En plein carnaval, Lucia di Lammermoor enflamme l’Opéra de Nice !
Le drame de Lucia di Lammermoor, rendue folle par amour, a inspiré un chef-d’œuvre à Donizetti que l’on peut voir en ce moment sur les grandes scènes françaises comme à l’Opéra de Nice où Kathryn Lewek a enflammé les mélomanes. Compte-rendu…
Certains mélomanes préfèreront toujours le drame aux réjouissances. En plein carnaval de Nice, l’on se divertit d’une autre façon à deux pas de la place Masséna en fête car sur la scène de l’Opéra avec Lucia di Lammermoor, chef-d’œuvre du bel canto, la folie prend un tout autre sens. En programmant cette œuvre particulièrement exigeante pour les artistes, Bertrand Rossi continue à insuffler un élan opportun à l’institution azuréenne qui, grâce à son travail, compte à nouveau dans le paysage lyrique français et international. Avec d’autres moyens que ceux des grandes boutiques parisiennes, il a réuni une affiche inédite. L’annonce du changement de distribution qui a accueilli les spectateurs de la première du vendredi 17 mars 2023 (Mario Cassi souffrant a été remplacé par Vladimir Stoyanov) n’a que peu entaché la représentation du dramma tragico de Donizetti.
Lucia di Lammermoor, seule contre tous !
Le baryton Vladimir Stoyanov possède suffisamment de métier pour incarner Enrico, le frère autoritaire qui contraint l’héroïne au mariage forcé. Même si la voix accuse son âge dans le premier air où quelques duretés accrochent l’oreille, il tient sa partie comme Philippe Kahn (Raimondo Bidebent). La basse est physiquement crédible dans le rôle du chapelain et confident de Lucia avec une voix qui impose un vécu certain. Lucia di Lammermoor est la parabole de l’enfermement d’une femme dans un univers masculin oppressant, jusqu’à la folie. Aux côtés des deux incarnations viriles du baryton (le plus terrible) et de la basse (plus paternelle), d’autres se font remarquer comme le jeune Gregoire Mour (Normanno) dans la mise en scène sombre de Stefano Vizioli. Créée à Pise, la coproduction affiche des décors noirs que n’aurait pas renié Pier Luigi Pizzi, les tombes accentuant l’impression de désolation et de claustration. Vizioli joue la sobriété en écartant le folklore écossais et même quelques traditions. La robe blanche de la mariée habituellement maculée du sang de l’époux étripaillé reste ici pure et sans tâche, offrant un contraste assumé avec le deuil présent partout. Enrico un peu trop proche de sa sœur crée un malaise diffus dans cette mise en scène pariant subtilement sur la psychologie. Sur scène, les chanteurs acteurs ont beau faire de leur mieux dans leur costume XIXème siècle, les spectateurs n’ont d’yeux que pour Lucia.
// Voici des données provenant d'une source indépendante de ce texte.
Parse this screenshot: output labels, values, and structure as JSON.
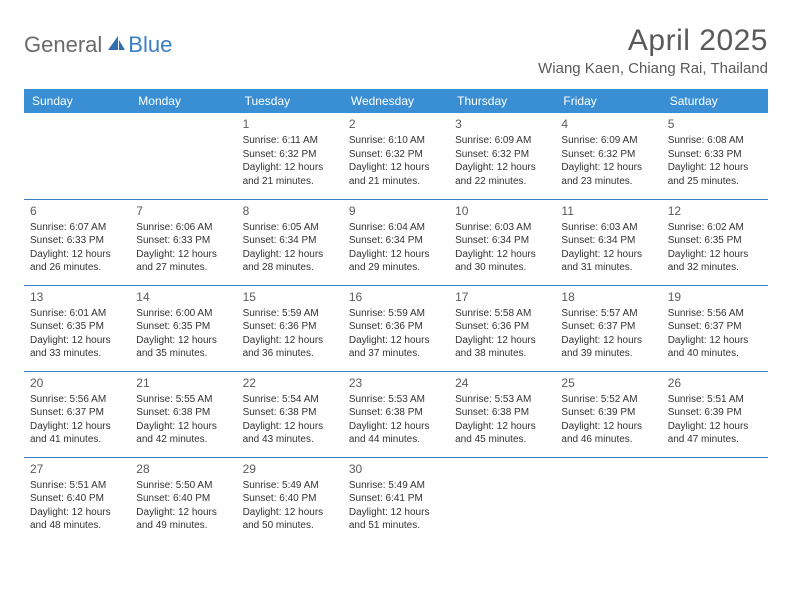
{
  "brand": {
    "text_general": "General",
    "text_blue": "Blue",
    "icon_color": "#2f6fb0"
  },
  "title": "April 2025",
  "location": "Wiang Kaen, Chiang Rai, Thailand",
  "colors": {
    "header_bg": "#3a8fd4",
    "header_text": "#ffffff",
    "rule": "#3a7fc4",
    "body_text": "#333333",
    "title_text": "#5a5a5a"
  },
  "day_headers": [
    "Sunday",
    "Monday",
    "Tuesday",
    "Wednesday",
    "Thursday",
    "Friday",
    "Saturday"
  ],
  "weeks": [
    [
      null,
      null,
      {
        "n": "1",
        "sr": "Sunrise: 6:11 AM",
        "ss": "Sunset: 6:32 PM",
        "d1": "Daylight: 12 hours",
        "d2": "and 21 minutes."
      },
      {
        "n": "2",
        "sr": "Sunrise: 6:10 AM",
        "ss": "Sunset: 6:32 PM",
        "d1": "Daylight: 12 hours",
        "d2": "and 21 minutes."
      },
      {
        "n": "3",
        "sr": "Sunrise: 6:09 AM",
        "ss": "Sunset: 6:32 PM",
        "d1": "Daylight: 12 hours",
        "d2": "and 22 minutes."
      },
      {
        "n": "4",
        "sr": "Sunrise: 6:09 AM",
        "ss": "Sunset: 6:32 PM",
        "d1": "Daylight: 12 hours",
        "d2": "and 23 minutes."
      },
      {
        "n": "5",
        "sr": "Sunrise: 6:08 AM",
        "ss": "Sunset: 6:33 PM",
        "d1": "Daylight: 12 hours",
        "d2": "and 25 minutes."
      }
    ],
    [
      {
        "n": "6",
        "sr": "Sunrise: 6:07 AM",
        "ss": "Sunset: 6:33 PM",
        "d1": "Daylight: 12 hours",
        "d2": "and 26 minutes."
      },
      {
        "n": "7",
        "sr": "Sunrise: 6:06 AM",
        "ss": "Sunset: 6:33 PM",
        "d1": "Daylight: 12 hours",
        "d2": "and 27 minutes."
      },
      {
        "n": "8",
        "sr": "Sunrise: 6:05 AM",
        "ss": "Sunset: 6:34 PM",
        "d1": "Daylight: 12 hours",
        "d2": "and 28 minutes."
      },
      {
        "n": "9",
        "sr": "Sunrise: 6:04 AM",
        "ss": "Sunset: 6:34 PM",
        "d1": "Daylight: 12 hours",
        "d2": "and 29 minutes."
      },
      {
        "n": "10",
        "sr": "Sunrise: 6:03 AM",
        "ss": "Sunset: 6:34 PM",
        "d1": "Daylight: 12 hours",
        "d2": "and 30 minutes."
      },
      {
        "n": "11",
        "sr": "Sunrise: 6:03 AM",
        "ss": "Sunset: 6:34 PM",
        "d1": "Daylight: 12 hours",
        "d2": "and 31 minutes."
      },
      {
        "n": "12",
        "sr": "Sunrise: 6:02 AM",
        "ss": "Sunset: 6:35 PM",
        "d1": "Daylight: 12 hours",
        "d2": "and 32 minutes."
      }
    ],
    [
      {
        "n": "13",
        "sr": "Sunrise: 6:01 AM",
        "ss": "Sunset: 6:35 PM",
        "d1": "Daylight: 12 hours",
        "d2": "and 33 minutes."
      },
      {
        "n": "14",
        "sr": "Sunrise: 6:00 AM",
        "ss": "Sunset: 6:35 PM",
        "d1": "Daylight: 12 hours",
        "d2": "and 35 minutes."
      },
      {
        "n": "15",
        "sr": "Sunrise: 5:59 AM",
        "ss": "Sunset: 6:36 PM",
        "d1": "Daylight: 12 hours",
        "d2": "and 36 minutes."
      },
      {
        "n": "16",
        "sr": "Sunrise: 5:59 AM",
        "ss": "Sunset: 6:36 PM",
        "d1": "Daylight: 12 hours",
        "d2": "and 37 minutes."
      },
      {
        "n": "17",
        "sr": "Sunrise: 5:58 AM",
        "ss": "Sunset: 6:36 PM",
        "d1": "Daylight: 12 hours",
        "d2": "and 38 minutes."
      },
      {
        "n": "18",
        "sr": "Sunrise: 5:57 AM",
        "ss": "Sunset: 6:37 PM",
        "d1": "Daylight: 12 hours",
        "d2": "and 39 minutes."
      },
      {
        "n": "19",
        "sr": "Sunrise: 5:56 AM",
        "ss": "Sunset: 6:37 PM",
        "d1": "Daylight: 12 hours",
        "d2": "and 40 minutes."
      }
    ],
    [
      {
        "n": "20",
        "sr": "Sunrise: 5:56 AM",
        "ss": "Sunset: 6:37 PM",
        "d1": "Daylight: 12 hours",
        "d2": "and 41 minutes."
      },
      {
        "n": "21",
        "sr": "Sunrise: 5:55 AM",
        "ss": "Sunset: 6:38 PM",
        "d1": "Daylight: 12 hours",
        "d2": "and 42 minutes."
      },
      {
        "n": "22",
        "sr": "Sunrise: 5:54 AM",
        "ss": "Sunset: 6:38 PM",
        "d1": "Daylight: 12 hours",
        "d2": "and 43 minutes."
      },
      {
        "n": "23",
        "sr": "Sunrise: 5:53 AM",
        "ss": "Sunset: 6:38 PM",
        "d1": "Daylight: 12 hours",
        "d2": "and 44 minutes."
      },
      {
        "n": "24",
        "sr": "Sunrise: 5:53 AM",
        "ss": "Sunset: 6:38 PM",
        "d1": "Daylight: 12 hours",
        "d2": "and 45 minutes."
      },
      {
        "n": "25",
        "sr": "Sunrise: 5:52 AM",
        "ss": "Sunset: 6:39 PM",
        "d1": "Daylight: 12 hours",
        "d2": "and 46 minutes."
      },
      {
        "n": "26",
        "sr": "Sunrise: 5:51 AM",
        "ss": "Sunset: 6:39 PM",
        "d1": "Daylight: 12 hours",
        "d2": "and 47 minutes."
      }
    ],
    [
      {
        "n": "27",
        "sr": "Sunrise: 5:51 AM",
        "ss": "Sunset: 6:40 PM",
        "d1": "Daylight: 12 hours",
        "d2": "and 48 minutes."
      },
      {
        "n": "28",
        "sr": "Sunrise: 5:50 AM",
        "ss": "Sunset: 6:40 PM",
        "d1": "Daylight: 12 hours",
        "d2": "and 49 minutes."
      },
      {
        "n": "29",
        "sr": "Sunrise: 5:49 AM",
        "ss": "Sunset: 6:40 PM",
        "d1": "Daylight: 12 hours",
        "d2": "and 50 minutes."
      },
      {
        "n": "30",
        "sr": "Sunrise: 5:49 AM",
        "ss": "Sunset: 6:41 PM",
        "d1": "Daylight: 12 hours",
        "d2": "and 51 minutes."
      },
      null,
      null,
      null
    ]
  ]
}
Les deux nouvelles étoiles de l’Opéra de Nice
Kathryn Lewek est une révélation dans le rôle même si sa prestation vocale ne s’inscrit pas tout à fait dans la pure tradition belcantiste ressuscitée par Maria Callas. La soprano américaine possède un instrument maîtrisé qui lui permet des pianos de toute beauté mais l’expressivité parfois trop vériste affirme un style plutôt personnel. Avec un petit vibrato serré et un timbre séduisant, la voix fait flotter les aigus et suraigus impressionnants grâce à une très large tessiture toujours homogène. La comédienne habite facilement la très attendue scène de la folie qui, à défaut de délivrer une leçon de chant, donne le frisson comme il se doit. A ses côtés, Oreste Cosimo dans le rôle d’Edgardo, l’amoureux abusé, développe un chant plus abrupt qui offre un contraste intéressant avec les innombrables nuances développées par sa partenaire. Solide dans le duo « Sulla tomba che rinserra », la voix du jeune ténor (artiste à suivre de près) s’épanouit facilement avec un suraigu en voix de tête pour surmonter les quelques difficultés dans une partition où elle reste toujours charmeuse. La direction élégante d’Andriy Yurkevitch trouve l’Orchestre Philharmonique de Nice à son meilleur. Il est heureux d’entendre la formation servir l’œuvre de Donizetti avec un certain raffinement, rejoint par le chœur de l’Opéra de Nice. Les artistes sont au même excellent niveau comme Karine Ohanyan, mezzo niçoise que l’on retrouve avec plaisir dans le court rôle d’Alisa défendu avec conviction. C’est à l’issue d’une représentation de Lucia di Lammermoor que l’Opéra de Nice s’est embrasé en 1826. Ce soir, les spectateurs se sont enflammés pour cette nouvelle Lucia et son Edgardo, nouvelles étoiles lyriques flamboyantes que l’on espère retrouver sur cette même scène, très prochainement.